Da lui abbiamo imparato a modificare i nostri stili di vita in direzioni più sane ed equilibrate, da lui abbiamo avuto parole di pace che non verranno dimenticate, da lui abbiamo avuto una lezione di laicità convinta e piena di una costante attenzione per l’uomo, la donna e le loro qualità.
Su questi percorsi lui, ateo sin dall’età giovanile, si trovò in sintonia con un grande uomo di Chiesa, il cardinal Martini. E proprio il laico Veronesi scrisse in morte di Martini: “quando una medicina tecnologica che cura di più, ma di più non sa guarire, si ostina (qualcuno dice “si accanisce”) a intervenire con trattamenti che non hanno altro effetto se non prolungare una sofferenza e un’esistenza che non è più definibile come vita. In questo momento, ha dichiarato e scritto Martini, è lecito per ogni uomo, credente o non credente, rifiutare le cure eccessive. Così ha fatto quando è toccato a lui decidere, con coerenza, e con quel coraggio che viene dalla forza e dalla libertà del pensiero”.
Questi due grandi milanesi, così diversi per cultura, credo e vita, si sono ritrovati a condividere la stessa scelta nel momento supremo dell’esistenza. Entrambi hanno scelto di affrontare l’indicibile riaffermando il diritto alla dignità della persona umana.
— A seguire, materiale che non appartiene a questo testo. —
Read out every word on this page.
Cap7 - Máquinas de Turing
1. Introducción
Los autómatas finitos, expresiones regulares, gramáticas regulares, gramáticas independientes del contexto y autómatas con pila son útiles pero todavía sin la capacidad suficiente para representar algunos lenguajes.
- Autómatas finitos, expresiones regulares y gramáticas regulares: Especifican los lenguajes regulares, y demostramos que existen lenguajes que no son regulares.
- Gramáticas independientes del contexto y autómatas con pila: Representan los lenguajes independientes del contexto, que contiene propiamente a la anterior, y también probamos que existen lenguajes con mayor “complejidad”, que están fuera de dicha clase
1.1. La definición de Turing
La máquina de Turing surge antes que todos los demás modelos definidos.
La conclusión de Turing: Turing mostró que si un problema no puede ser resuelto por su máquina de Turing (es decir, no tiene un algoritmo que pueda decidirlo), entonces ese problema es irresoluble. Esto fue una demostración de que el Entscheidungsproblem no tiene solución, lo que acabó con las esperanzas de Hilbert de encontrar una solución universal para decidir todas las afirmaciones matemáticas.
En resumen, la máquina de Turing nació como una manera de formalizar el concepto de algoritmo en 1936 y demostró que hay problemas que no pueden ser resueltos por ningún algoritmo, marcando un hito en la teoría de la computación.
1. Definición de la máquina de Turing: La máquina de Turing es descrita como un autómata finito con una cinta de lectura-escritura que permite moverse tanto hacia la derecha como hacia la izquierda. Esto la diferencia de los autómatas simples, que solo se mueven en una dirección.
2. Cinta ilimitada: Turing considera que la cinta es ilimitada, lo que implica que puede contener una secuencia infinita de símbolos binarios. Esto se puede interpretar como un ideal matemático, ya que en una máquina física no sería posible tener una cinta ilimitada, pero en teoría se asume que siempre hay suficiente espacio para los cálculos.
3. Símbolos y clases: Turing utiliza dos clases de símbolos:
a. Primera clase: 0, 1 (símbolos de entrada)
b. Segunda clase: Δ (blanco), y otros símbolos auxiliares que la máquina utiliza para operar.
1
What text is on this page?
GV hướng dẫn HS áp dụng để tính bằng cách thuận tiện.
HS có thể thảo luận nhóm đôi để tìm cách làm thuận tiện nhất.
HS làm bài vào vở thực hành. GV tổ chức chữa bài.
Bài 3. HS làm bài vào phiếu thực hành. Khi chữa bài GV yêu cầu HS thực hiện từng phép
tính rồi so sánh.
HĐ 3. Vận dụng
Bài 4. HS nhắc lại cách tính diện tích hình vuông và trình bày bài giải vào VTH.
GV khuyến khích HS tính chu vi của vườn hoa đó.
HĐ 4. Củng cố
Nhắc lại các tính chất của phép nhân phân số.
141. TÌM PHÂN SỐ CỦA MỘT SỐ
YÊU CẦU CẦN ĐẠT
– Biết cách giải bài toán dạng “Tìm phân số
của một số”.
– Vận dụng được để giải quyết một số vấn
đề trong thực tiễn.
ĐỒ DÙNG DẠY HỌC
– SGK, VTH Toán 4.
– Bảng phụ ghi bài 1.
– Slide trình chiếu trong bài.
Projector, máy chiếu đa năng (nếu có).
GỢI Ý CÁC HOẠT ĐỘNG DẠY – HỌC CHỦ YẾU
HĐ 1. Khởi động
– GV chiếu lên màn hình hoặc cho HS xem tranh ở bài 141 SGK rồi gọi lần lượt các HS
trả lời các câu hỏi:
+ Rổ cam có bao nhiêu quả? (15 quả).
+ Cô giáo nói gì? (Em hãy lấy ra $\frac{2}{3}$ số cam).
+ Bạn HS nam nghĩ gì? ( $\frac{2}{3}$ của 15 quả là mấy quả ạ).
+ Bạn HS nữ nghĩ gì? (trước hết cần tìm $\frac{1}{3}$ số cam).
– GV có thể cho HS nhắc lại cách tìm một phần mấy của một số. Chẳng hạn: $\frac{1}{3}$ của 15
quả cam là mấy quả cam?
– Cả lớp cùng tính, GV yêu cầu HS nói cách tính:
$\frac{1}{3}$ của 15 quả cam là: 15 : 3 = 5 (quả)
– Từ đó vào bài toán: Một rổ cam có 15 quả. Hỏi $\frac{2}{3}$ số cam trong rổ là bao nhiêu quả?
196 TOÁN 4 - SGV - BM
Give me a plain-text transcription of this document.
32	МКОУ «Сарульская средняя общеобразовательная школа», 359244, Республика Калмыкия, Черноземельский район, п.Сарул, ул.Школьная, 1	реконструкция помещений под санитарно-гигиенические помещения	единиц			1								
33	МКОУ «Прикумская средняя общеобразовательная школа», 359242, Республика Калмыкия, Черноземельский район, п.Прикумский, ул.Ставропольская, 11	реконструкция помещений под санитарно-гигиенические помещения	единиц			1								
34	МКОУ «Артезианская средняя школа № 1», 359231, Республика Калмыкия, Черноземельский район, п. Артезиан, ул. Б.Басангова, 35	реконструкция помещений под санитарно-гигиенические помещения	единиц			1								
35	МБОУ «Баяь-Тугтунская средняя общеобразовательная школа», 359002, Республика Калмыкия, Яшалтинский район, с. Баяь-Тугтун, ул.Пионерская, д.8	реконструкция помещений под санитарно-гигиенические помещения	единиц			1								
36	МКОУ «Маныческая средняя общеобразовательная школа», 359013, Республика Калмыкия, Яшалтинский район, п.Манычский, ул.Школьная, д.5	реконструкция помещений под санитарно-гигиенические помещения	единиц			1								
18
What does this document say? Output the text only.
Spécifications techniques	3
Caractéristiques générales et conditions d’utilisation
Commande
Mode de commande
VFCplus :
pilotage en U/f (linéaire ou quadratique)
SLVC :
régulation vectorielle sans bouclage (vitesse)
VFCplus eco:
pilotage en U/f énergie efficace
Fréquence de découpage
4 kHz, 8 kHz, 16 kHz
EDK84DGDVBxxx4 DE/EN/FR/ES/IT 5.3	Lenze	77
Umberto Veronesi resterà sempre per la nostra città un simbolo della dignità umana, sorretta e compresa di fronte al grande mistero del dolore.
Permettetemi, per concludere, una riflessione personale. Veronesi è stato il mio medico, mi ha aiutato a guarire, ma mi ha regalato anche un grande insegnamento. Una volta mi ha detto più o meno questo: "La malattia farà parte della tua vita. Non sbagliare, non la devi considerare altro da te. Non dirti mai "devo lottare contro la malattia", ma vivi e pensa in ogni momento che noi e le nostre malattie siamo la stessa cosa. E che ci si cura, ci si cura sempre. Da tutti i nostri mali, del nostro corpo e della nostra mente".
Grazie, Umberto, per tutte le volte che hai compreso e sostenuto il nostro dolore.